As those first responders chopped through charred buildings looking for the lost and gone, a professor in Wyoming who’d been quietly orchestrating the collection and release of fire-related satellite imagery got word that a French team had mapped the damaged and destroyed buildings of Paradise, CA.
Less than two weeks had passed since the Camp Fire tore through Paradise and reduced the town to a smoldering rubble.
“At that time, they were still looking for people,” said Ramesh Sivanpillai, a remote sensing scientist with the University of Wyoming in Laramie. “They didn’t know what had happened to them. And (responders) were not sure if these places were safe to go into.”
As Project Manager for the International Charter Space and Major Disasters’ California fire activation, Sivanpillai knew what to do.
He alerted his liaison with the National Guard, who told him the maps would be useful. The damage assessments from the French rapid-mapping team were soon available through USGS Hazards Data Distribution System (HDDS), along with maps of the fire’s path created by Germany’s Center for Satellite Based Crisis Information and hundreds of other satellite and aerial images that captured the extent of the Camp and Woolsey fires.
The story illustrates the importance of the Project Manager (PM) to the Charter’s mission. All PMs are volunteers, remote sensing experts from a variety of backgrounds who serve as the human hub that connects those who respond to hurricanes, floods, tsunamis, or wildfires around the world to the resources and expertise of a vast network of international space agencies.
That’s especially valuable in places like Mozambique or Zimbabwe, where national agencies lack the data resources to track damage from disasters like Cyclone Idai.
“In the U.S., there’s such a wealth of data available that oftentimes the Charter is not necessary,” said Mike Budde, an EROS geographer and member of the Charter’s Executive Secretariat. “The Charter is really intended to support places that weren’t able to collect their own data.”
EROS Training Offers Updates Ahead of Hurricane Season
Keeping volunteers trained, connected, and aware of software and procedural changes needed to manage an activation requires occasional refresher training sessions like the one Sivanpillai and nine others attended in mid-June at the USGS Earth Resources Observation and Science (EROS) Center near Sioux Falls, SD. Similar trainings for international PMs will be held in Europe later this year.
Budde said PMs are vital to the Charter mission.

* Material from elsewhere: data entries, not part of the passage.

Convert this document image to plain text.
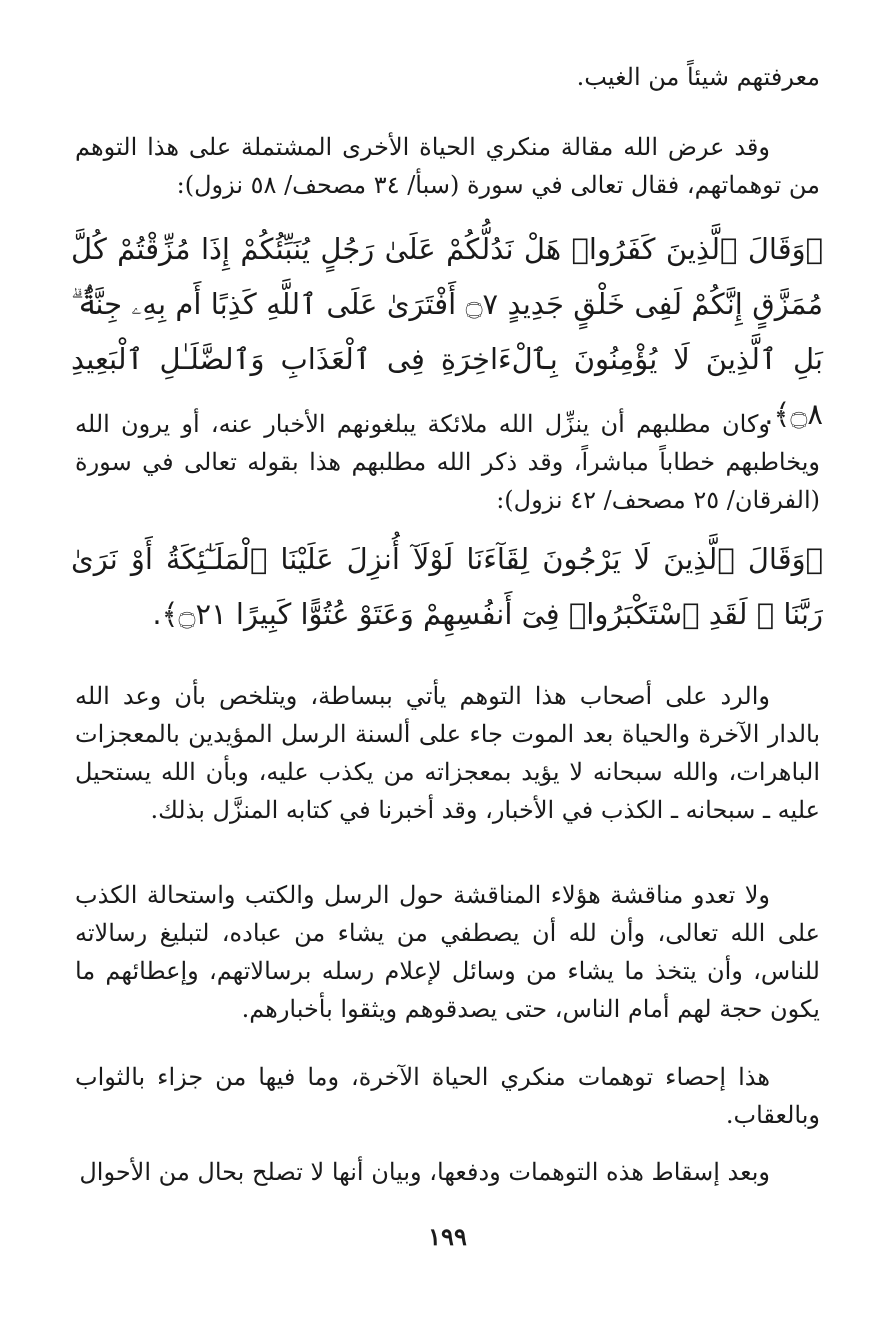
معرفتهم شيئاً من الغيب.

وقد عرض الله مقالة منكري الحياة الأخرى المشتملة على هذا التوهم من توهماتهم، فقال تعالى في سورة (سبأ/ ٣٤ مصحف/ ٥٨ نزول):

﴿وَقَالَ ٱلَّذِينَ كَفَرُوا۟ هَلْ نَدُلُّكُمْ عَلَىٰ رَجُلٍ يُنَبِّئُكُمْ إِذَا مُزِّقْتُمْ كُلَّ مُمَزَّقٍ إِنَّكُمْ لَفِى خَلْقٍ جَدِيدٍ ۝٧ أَفْتَرَىٰ عَلَى ٱللَّهِ كَذِبًا أَم بِهِۦ جِنَّةٌۢ ۗ بَلِ ٱلَّذِينَ لَا يُؤْمِنُونَ بِٱلْءَاخِرَةِ فِى ٱلْعَذَابِ وَٱلضَّلَـٰلِ ٱلْبَعِيدِ ۝٨﴾.

وكان مطلبهم أن ينزِّل الله ملائكة يبلغونهم الأخبار عنه، أو يرون الله ويخاطبهم خطاباً مباشراً، وقد ذكر الله مطلبهم هذا بقوله تعالى في سورة (الفرقان/ ٢٥ مصحف/ ٤٢ نزول):

﴿وَقَالَ ٱلَّذِينَ لَا يَرْجُونَ لِقَآءَنَا لَوْلَآ أُنزِلَ عَلَيْنَا ٱلْمَلَـٰٓئِكَةُ أَوْ نَرَىٰ رَبَّنَا ۗ لَقَدِ ٱسْتَكْبَرُوا۟ فِىٓ أَنفُسِهِمْ وَعَتَوْ عُتُوًّا كَبِيرًا ۝٢١﴾.

والرد على أصحاب هذا التوهم يأتي ببساطة، ويتلخص بأن وعد الله بالدار الآخرة والحياة بعد الموت جاء على ألسنة الرسل المؤيدين بالمعجزات الباهرات، والله سبحانه لا يؤيد بمعجزاته من يكذب عليه، وبأن الله يستحيل عليه ـ سبحانه ـ الكذب في الأخبار، وقد أخبرنا في كتابه المنزَّل بذلك.

ولا تعدو مناقشة هؤلاء المناقشة حول الرسل والكتب واستحالة الكذب على الله تعالى، وأن لله أن يصطفي من يشاء من عباده، لتبليغ رسالاته للناس، وأن يتخذ ما يشاء من وسائل لإعلام رسله برسالاتهم، وإعطائهم ما يكون حجة لهم أمام الناس، حتى يصدقوهم ويثقوا بأخبارهم.

هذا إحصاء توهمات منكري الحياة الآخرة، وما فيها من جزاء بالثواب وبالعقاب.

وبعد إسقاط هذه التوهمات ودفعها، وبيان أنها لا تصلح بحال من الأحوال

١٩٩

He can activate the Charter and define the disaster area, and on-call operators can initiate data requests from Charter members. But PMs are at the heart of any response.
They alter data requests as conditions change and disasters move, reach out to experts who can turn that data into actionable information and watch for those who’ve done so independently, and move that information into HDDS for use by those who need it on the ground.
“At the center of this whole operational loop is the Project Manager,” Budde said. “They’re really the person that orchestrates the whole activation.”
Training is necessary to keep PMs up-to-date, in part because PMs might go years without an activation. Some are trained and never activated. Mid-June was an ideal time for the recent EROS training for several reasons, Budde said, not the least of which being the impending start of hurricane season.
“I keep watching (for hurricanes) and we haven’t seen anything yet, but we will certainly need your assistance in the near future,” Budde told the PMs.
Charter Volunteers Serve Multiple Roles
Hope Morgan understands the Charter’s value on multiple levels. She’s a trained PM who managed the activation for Hurricane Matthew in 2016, but her day job is IT manager for the North Carolina Department of Public Safety’s Emergency Management division.
“What we’re always looking for is more immediate information to determine how to respond, who needs to be helped, where the impacts are,” said Morgan, who attended the EROS refresher training. “Knowing you can get it from multiple sources with multiple technologies actually lets you make better decisions.”
Morgan was pleased to learn about the Charter’s effort to expand access to “Value-Added (VA)” specialists. VA specialists are the agencies, universities and other entities that do what the French rapid-mapping team did last year in California – take data and turn it into actionable information.
Morgan returned to Raleigh with a list of people to reach out to as potential VA providers. The list of value-adders could include experts within her own agency, her agency’s partners in other states - or even Morgan herself.
“I’m going to get a flood impact area from some of these remote sensing providers, but I have all the buildings in the state,” she said. “I then can compare the flood zone to the buildings and find out who’s in and out of water. That’s when it gets down to where it impacts me as an emergency manager. I can say ‘these people are under water. You need to go get them out.’”
Knowing who can do what, where they are, and how they might help in a given situation is as important a training takeaway as any procedural update, Sivanpillai said. His four training sessions put him face-to-face with people he might work with around the world during an activation.
In high-stress disaster situations where multiple agencies need multiple data types to respond to rapidly-changing conditions, rapport with other volunteers makes a big difference.
“Finally, everything boils down to those personal connections,” Sivanpillai said. “To me, it doesn’t matter what grade the technology is. Those types of connections are really important, because we’re all working in different time zones and spread out around the world. Someone’s having breakfast in America. Another person is having lunch in Europe. Someone else is going to bed in Asia. Having a face to the name really makes it easier when I need to make a new request.”